Now all bank accounts having no alias will be assigned one by default. Users may check their alias so assigned through electronic channels (online banking, ATMs and mobile banking), and change it if they want to. This alias lets users identify each of their accounts more easily than the 22 numeric characters of the conventional CBU code.
The default alias CBU is a random combination of three short, frequently used Spanish words, the spelling of which is unambiguous when spoken. Users may change it at any time using any combination of letters and numbers up to 20 characters. Alias CBUs are portable, so clients may keep them even if they switch their banks. As is the case with email addresses, no user may register an alias that has already been registered by another person.
As an additional feature to make bank transfers easier, banks must inform the name of the originator of each transfer along with the originator’s taxpayer identification number (CUIT), employee identification number (CUIL) or identity code (CDI). This information must be available for checking an account statement or transaction through electronic channels within 24 business hours of the date funds are credited.

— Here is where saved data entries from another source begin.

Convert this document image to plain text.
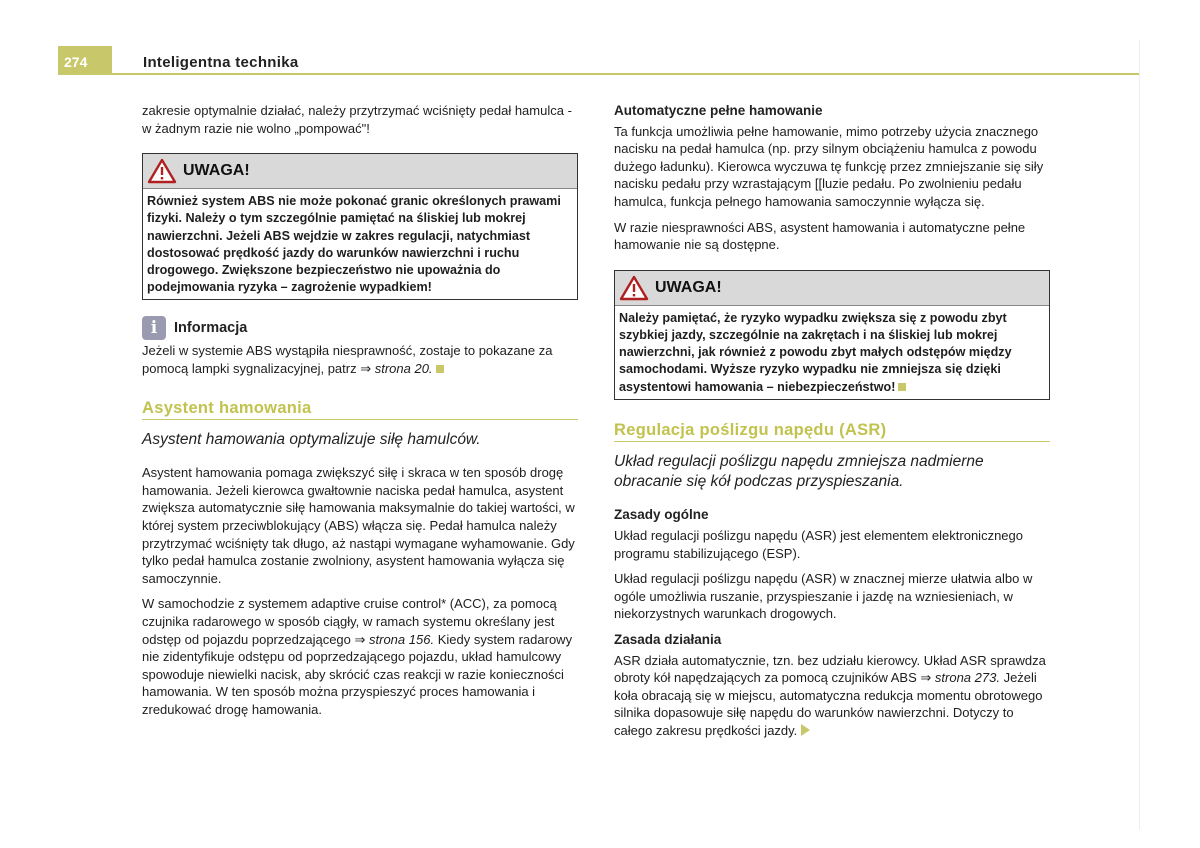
274	Inteligentna technika

zakresie optymalnie działać, należy przytrzymać wciśnięty pedał hamulca - w żadnym razie nie wolno „pompować"!

UWAGA!
Również system ABS nie może pokonać granic określonych prawami fizyki. Należy o tym szczególnie pamiętać na śliskiej lub mokrej nawierzchni. Jeżeli ABS wejdzie w zakres regulacji, natychmiast dostosować prędkość jazdy do warunków nawierzchni i ruchu drogowego. Zwiększone bezpieczeństwo nie upoważnia do podejmowania ryzyka – zagrożenie wypadkiem!
i Informacja

Jeżeli w systemie ABS wystąpiła niesprawność, zostaje to pokazane za pomocą lampki sygnalizacyjnej, patrz ⇒ strona 20.

Asystent hamowania
Asystent hamowania optymalizuje siłę hamulców.

Asystent hamowania pomaga zwiększyć siłę i skraca w ten sposób drogę hamowania. Jeżeli kierowca gwałtownie naciska pedał hamulca, asystent zwiększa automatycznie siłę hamowania maksymalnie do takiej wartości, w której system przeciwblokujący (ABS) włącza się. Pedał hamulca należy przytrzymać wciśnięty tak długo, aż nastąpi wymagane wyhamowanie. Gdy tylko pedał hamulca zostanie zwolniony, asystent hamowania wyłącza się samoczynnie.

W samochodzie z systemem adaptive cruise control* (ACC), za pomocą czujnika radarowego w sposób ciągły, w ramach systemu określany jest odstęp od pojazdu poprzedzającego ⇒ strona 156. Kiedy system radarowy nie zidentyfikuje odstępu od poprzedzającego pojazdu, układ hamulcowy spowoduje niewielki nacisk, aby skrócić czas reakcji w razie konieczności hamowania. W ten sposób można przyspieszyć proces hamowania i zredukować drogę hamowania.

Automatyczne pełne hamowanie

Ta funkcja umożliwia pełne hamowanie, mimo potrzeby użycia znacznego nacisku na pedał hamulca (np. przy silnym obciążeniu hamulca z powodu dużego ładunku). Kierowca wyczuwa tę funkcję przez zmniejszanie się siły nacisku pedału przy wzrastającym [[luzie pedału. Po zwolnieniu pedału hamulca, funkcja pełnego hamowania samoczynnie wyłącza się.

W razie niesprawności ABS, asystent hamowania i automatyczne pełne hamowanie nie są dostępne.

UWAGA!
Należy pamiętać, że ryzyko wypadku zwiększa się z powodu zbyt szybkiej jazdy, szczególnie na zakrętach i na śliskiej lub mokrej nawierzchni, jak również z powodu zbyt małych odstępów między samochodami. Wyższe ryzyko wypadku nie zmniejsza się dzięki asystentowi hamowania – niebezpieczeństwo!
Regulacja poślizgu napędu (ASR)
Układ regulacji poślizgu napędu zmniejsza nadmierne obracanie się kół podczas przyspieszania.
Zasady ogólne

Układ regulacji poślizgu napędu (ASR) jest elementem elektronicznego programu stabilizującego (ESP).

Układ regulacji poślizgu napędu (ASR) w znacznej mierze ułatwia albo w ogóle umożliwia ruszanie, przyspieszanie i jazdę na wzniesieniach, w niekorzystnych warunkach drogowych.

Zasada działania

ASR działa automatycznie, tzn. bez udziału kierowcy. Układ ASR sprawdza obroty kół napędzających za pomocą czujników ABS ⇒ strona 273. Jeżeli koła obracają się w miejscu, automatyczna redukcja momentu obrotowego silnika dopasowuje siłę napędu do warunków nawierzchni. Dotyczy to całego zakresu prędkości jazdy.
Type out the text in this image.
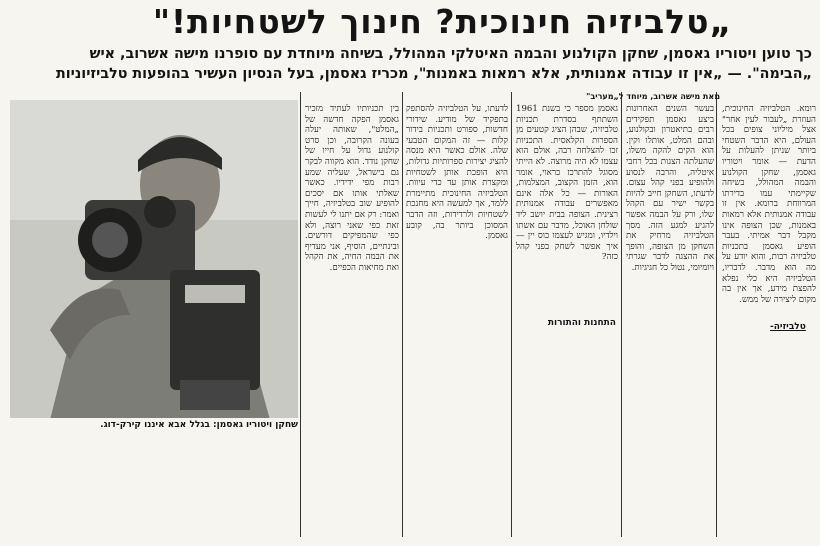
„טלביזיה חינוכית? חינוך לשטחיות!"
כך טוען ויטוריו גאסמן, שחקן הקולנוע והבמה האיטלקי המהולל, בשיחה מיוחדת עם סופרנו מישה אשרוב, איש
„הבימה". — „אין זו עבודה אמנותית, אלא רמאות באמנות", מכריז גאסמן, בעל הנסיון העשיר בהופעות טלביזיוניות
שחקן ויטוריו גאסמן: בגלל אבא איננו קירק-דוג.
מאת מישה אשרוב, מיוחד ל„מעריב"
התחנות והתורות	טלביזיה-

רומא. הטלביזיה החינוכית, העוזרת „לעבור לעין אחר" אצל מיליוני צופים בכל העולם, היא הדבר השטחי ביותר שניתן להעלות על הדעת — אומר ויטוריו גאסמן, שחקן הקולנוע והבמה המהולל, בשיחה שקיימתי עמו בדירתו המרווחת ברומא. אין זו עבודה אמנותית אלא רמאות באמנות, שכן הצופה אינו מקבל דבר אמיתי. בעבר הופיע גאסמן בתכניות טלביזיה רבות, והוא יודע על מה הוא מדבר. לדבריו, הטלביזיה היא כלי נפלא להפצת מידע, אך אין בה מקום ליצירה של ממש.

בעשר השנים האחרונות ביצע גאסמן תפקידים רבים בתיאטרון ובקולנוע, ובהם המלט, אותלו וקין. הוא הקים להקה משלו, שהעלתה הצגות בכל רחבי איטליה, והרבה לנסוע ולהופיע בפני קהל עצום. לדעתו, השחקן חייב להיות בקשר ישיר עם הקהל שלו, ורק על הבמה אפשר להגיע למגע הזה. מסך הטלביזיה מרחיק את השחקן מן הצופה, והופך את ההצגה לדבר שגרתי ויומיומי, נטול כל חגיגיות.

גאסמן מספר כי בשנת 1961 השתתף בסדרת תכניות טלביזיה, שבהן הציג קטעים מן הספרות הקלאסית. התכניות זכו להצלחה רבה, אולם הוא עצמו לא היה מרוצה. לא הייתי מסוגל להתרכז כראוי, אומר הוא, הזמן הקצוב, המצלמות, האורות — כל אלה אינם מאפשרים עבודה אמנותית רצינית. הצופה בבית יושב ליד שולחן האוכל, מדבר עם אשתו וילדיו, ומגיש לעצמו כוס יין — איך אפשר לשחק בפני קהל כזה?

לדעתו, על הטלביזיה להסתפק בתפקיד של מודיע. שידורי חדשות, ספורט ותכניות בידור קלות — זה המקום הטבעי שלה. אולם כאשר היא מנסה להציג יצירות ספרותיות גדולות, היא הופכת אותן לשטחיות ומקצרת אותן עד כדי עיוות. הטלביזיה החינוכית מתיימרת ללמד, אך למעשה היא מחנכת לשטחיות ולרדידות, וזה הדבר המסוכן ביותר בה, קובע גאסמן.

בין תכניותיו לעתיד מזכיר גאסמן הפקה חדשה של „המלט", שאותה יעלה בעונה הקרובה, וכן סרט קולנוע גדול על חייו של שחקן נודד. הוא מקווה לבקר גם בישראל, שעליה שמע רבות מפי ידידיו. כאשר שאלתי אותו אם יסכים להופיע שוב בטלביזיה, חייך ואמר: רק אם יתנו לי לעשות זאת כפי שאני רוצה, ולא כפי שהמפיקים דורשים. ובינתיים, הוסיף, אני מעדיף את הבמה החיה, את הקהל ואת מחיאות הכפיים.
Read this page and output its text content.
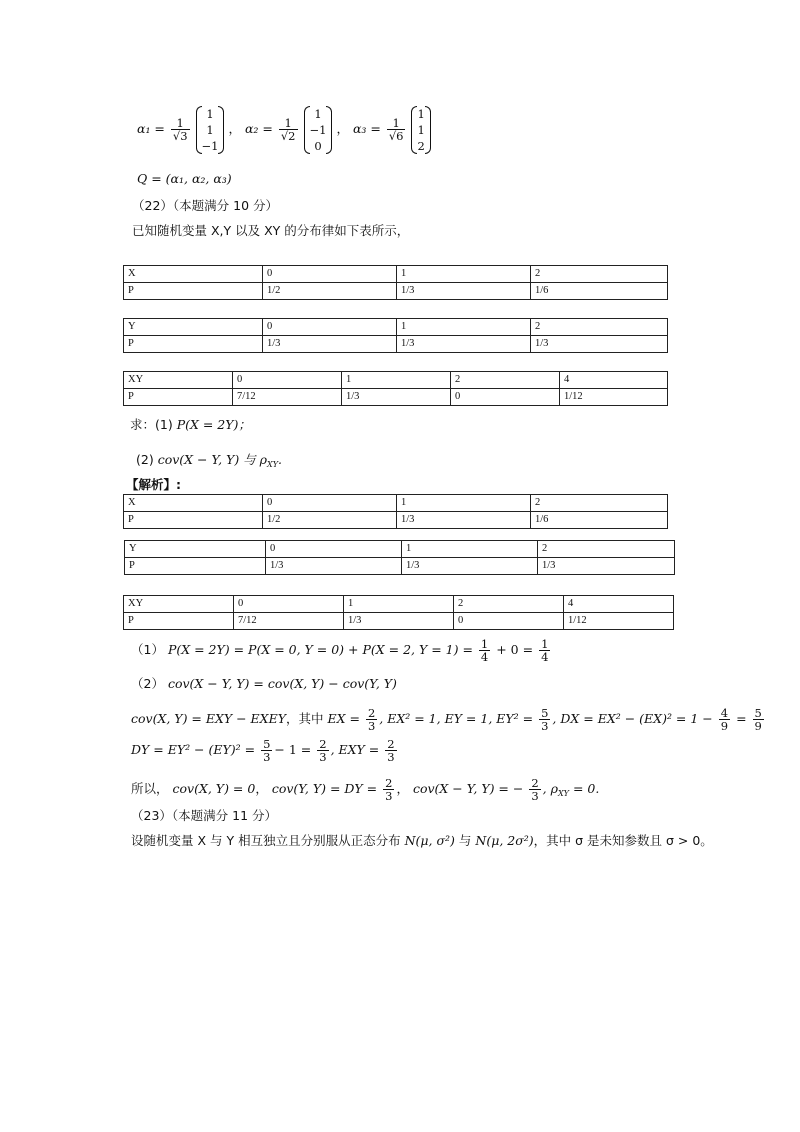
$\alpha_1 = \frac{1}{√3}$

1
1
−1
， $\alpha_2 = \frac{1}{√2}$

1
−1
0
， $\alpha_3 = \frac{1}{√6}$

1
1
2
Q = (α₁, α₂, α₃)
（22）（本题满分 10 分）
已知随机变量 X,Y 以及 XY 的分布律如下表所示，
X	0	1	2
P	1/2	1/3	1/6
Y	0	1	2
P	1/3	1/3	1/3
XY	0	1	2	4
P	7/12	1/3	0	1/12
求：(1) P(X = 2Y)；
(2) cov(X − Y, Y) 与 $\rho_{XY}$.
【解析】:
X	0	1	2
P	1/2	1/3	1/6
Y	0	1	2
P	1/3	1/3	1/3
XY	0	1	2	4
P	7/12	1/3	0	1/12
（1） P(X = 2Y) = P(X = 0, Y = 0) + P(X = 2, $Y = 1) = \frac{1}{4} + 0 = \frac{1}{4}$
（2） cov(X − Y, Y) = cov(X, Y) − cov(Y, Y)
cov(X, Y) = EXY − EXEY，其中 EX = $\frac{2}{3}$ , EX² = 1, EY = 1, $EY^2 = \frac{5}{3}$ , DX = $EX^2 - (EX)^2 = 1 - \frac{4}{9} = \frac{5}{9}$
DY = $EY^2 - (EY)^2 = \frac{5}{3} - 1 = \frac{2}{3}$ , EXY = $\frac{2}{3}$
所以， cov(X, Y) = 0， cov(Y, Y) = DY = $\frac{2}{3}$ ， cov(X − Y, Y) = − $\frac{2}{3}$ , $\rho_{XY} = 0$.
（23）（本题满分 11 分）
设随机变量 X 与 Y 相互独立且分别服从正态分布 N(μ, σ²) 与 N(μ, 2σ²)，其中 σ 是未知参数且 σ > 0。
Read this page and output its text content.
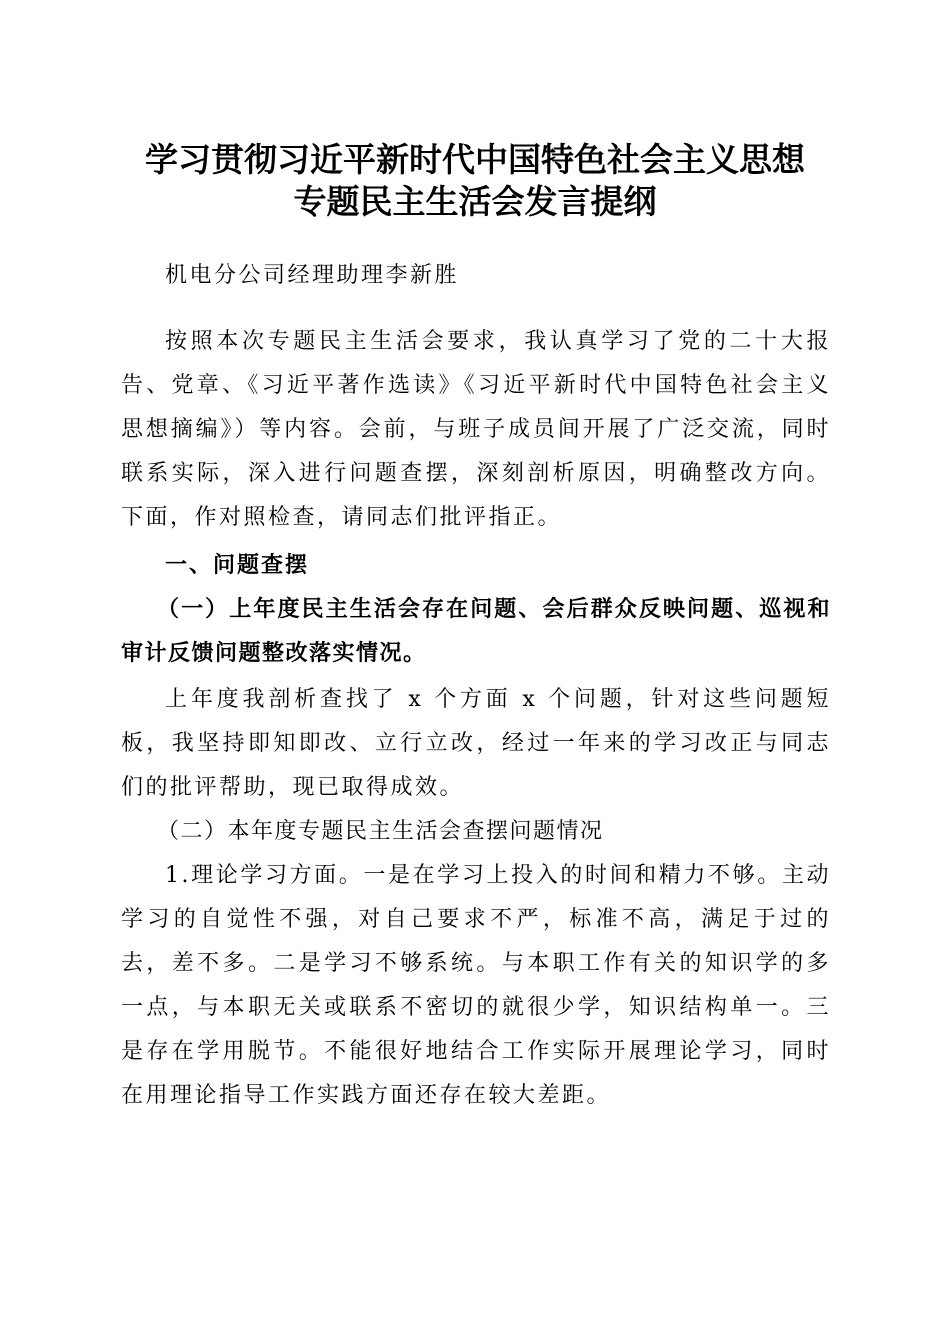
学习贯彻习近平新时代中国特色社会主义思想
专题民主生活会发言提纲

机电分公司经理助理李新胜

按照本次专题民主生活会要求，我认真学习了党的二十大报告、党章、《习近平著作选读》《习近平新时代中国特色社会主义思想摘编》）等内容。会前，与班子成员间开展了广泛交流，同时联系实际，深入进行问题查摆，深刻剖析原因，明确整改方向。下面，作对照检查，请同志们批评指正。

一、问题查摆

（一）上年度民主生活会存在问题、会后群众反映问题、巡视和审计反馈问题整改落实情况。

上年度我剖析查找了 x 个方面 x 个问题，针对这些问题短板，我坚持即知即改、立行立改，经过一年来的学习改正与同志们的批评帮助，现已取得成效。

（二）本年度专题民主生活会查摆问题情况

1.理论学习方面。一是在学习上投入的时间和精力不够。主动学习的自觉性不强，对自己要求不严，标准不高，满足于过的去，差不多。二是学习不够系统。与本职工作有关的知识学的多一点，与本职无关或联系不密切的就很少学，知识结构单一。三是存在学用脱节。不能很好地结合工作实际开展理论学习，同时在用理论指导工作实践方面还存在较大差距。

Electronic transfers bear no cost to individual users, irrespective of the amount, as established by the Central Bank in April 2016. Their use has increased ever since. Last April (latest data available), 6.7 million transfers were made. In year-on-year terms, the number of transfers grew by 33%, and the transferred amount, by 63%.
One of the core objectives of the BCRA is to increase the use of electronic means of payment so as to simplify transactions of all economic agents and contribute to reducing the shadow economy.